Coal Tattoo

Voices left out of Marsh Fork school groundbreaking

It will be a great moment tomorrow morning, when officials in Raleigh County gather for a ceremonial groundbreaking for the new Marsh Fork Elementary School. As the Beckley paper reported:

Marsh Fork Elementary students will provide music for the event, and Kevin Crutchfield, CEO of Alpha Natural Resources, will be among the speakers.

Unfortunately, a few important voices — folks who played a huge role in making this new school a reality — aren’t on the guest list and haven’t been invited to speak.

Longtime community activist Bo Webb told me today that he wasn’t invited and that none of the other environmental and citizen group leaders who pushed for the new school in the first place are on the agenda.

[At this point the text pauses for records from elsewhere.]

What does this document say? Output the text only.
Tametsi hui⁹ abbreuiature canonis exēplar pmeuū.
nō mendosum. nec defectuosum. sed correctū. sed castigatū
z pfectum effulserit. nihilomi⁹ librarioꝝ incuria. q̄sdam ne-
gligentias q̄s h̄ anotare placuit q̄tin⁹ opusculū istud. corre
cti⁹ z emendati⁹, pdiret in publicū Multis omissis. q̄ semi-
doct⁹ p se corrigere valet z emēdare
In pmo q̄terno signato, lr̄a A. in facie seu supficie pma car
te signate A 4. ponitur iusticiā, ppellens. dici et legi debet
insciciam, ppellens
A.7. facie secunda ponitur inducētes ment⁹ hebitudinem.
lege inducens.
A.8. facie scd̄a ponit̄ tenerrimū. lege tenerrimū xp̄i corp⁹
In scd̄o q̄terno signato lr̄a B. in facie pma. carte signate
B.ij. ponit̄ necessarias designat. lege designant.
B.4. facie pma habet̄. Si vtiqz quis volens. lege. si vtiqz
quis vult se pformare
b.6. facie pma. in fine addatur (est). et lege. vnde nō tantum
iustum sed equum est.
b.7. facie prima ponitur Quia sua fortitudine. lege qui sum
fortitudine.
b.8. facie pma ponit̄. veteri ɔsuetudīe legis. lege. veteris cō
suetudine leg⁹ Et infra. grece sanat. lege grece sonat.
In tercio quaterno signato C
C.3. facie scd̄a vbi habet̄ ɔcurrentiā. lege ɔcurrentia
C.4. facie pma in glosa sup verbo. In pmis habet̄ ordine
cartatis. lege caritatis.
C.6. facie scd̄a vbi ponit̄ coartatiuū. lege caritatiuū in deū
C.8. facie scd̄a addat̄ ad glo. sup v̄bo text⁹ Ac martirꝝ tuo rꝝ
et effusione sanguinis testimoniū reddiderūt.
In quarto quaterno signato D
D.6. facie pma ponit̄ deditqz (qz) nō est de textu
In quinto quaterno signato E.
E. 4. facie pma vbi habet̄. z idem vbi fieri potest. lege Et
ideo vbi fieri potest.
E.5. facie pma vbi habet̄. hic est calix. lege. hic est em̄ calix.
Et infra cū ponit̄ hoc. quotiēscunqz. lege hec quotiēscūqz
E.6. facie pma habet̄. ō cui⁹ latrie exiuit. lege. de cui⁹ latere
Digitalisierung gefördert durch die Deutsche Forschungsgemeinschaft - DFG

I asked Sue Stover, a spokeswoman for the Raleigh County school system, why they weren’t included and she told me:

I can’t answer that … I don’t know. It didn’t come up. But I  think they definitely will be recognized from the stage for their role.

Photo by Vivian Stockman

As regular readers know, the current Marsh Fork school is located adjacent to a huge Massey/Alpha coal processing facility and just downstream from a giant coal-slurry impoundment.

Folks like Bo and Ed Wiley worked tirelessly on this new school, back when then-Gov. Joe Manchin wasn’t interested and local officials were saying the existing facility was just fine. Then, of course, the late Sen. Robert C. Byrd spoke out on the problem. Massey Energy donated some money and after the Upper Big Branch Mine Disaster, the Annenberg Foundation chipped in $2.5 million — paving the way for the state School Building Authority to fund the rest of the project.

The Beckley paper outlined the financial contributions:

The Marsh Fork Elementary School is funded through the Raleigh County School Board ($3.53 million); Alpha Natural Resources ($1.5 million); Annenberg Foundation ($2.5 million); the School Building Authority of West Virginia ($3.146 million); and Pennies for Promises, Coal River Mountain Watch ($11,000).

Maybe as a gesture in his company’s “Running Right” program, Kevin Crutchfield will take it upon himself to call the citizen leaders up to the stage and thank them for making this new school project a reality.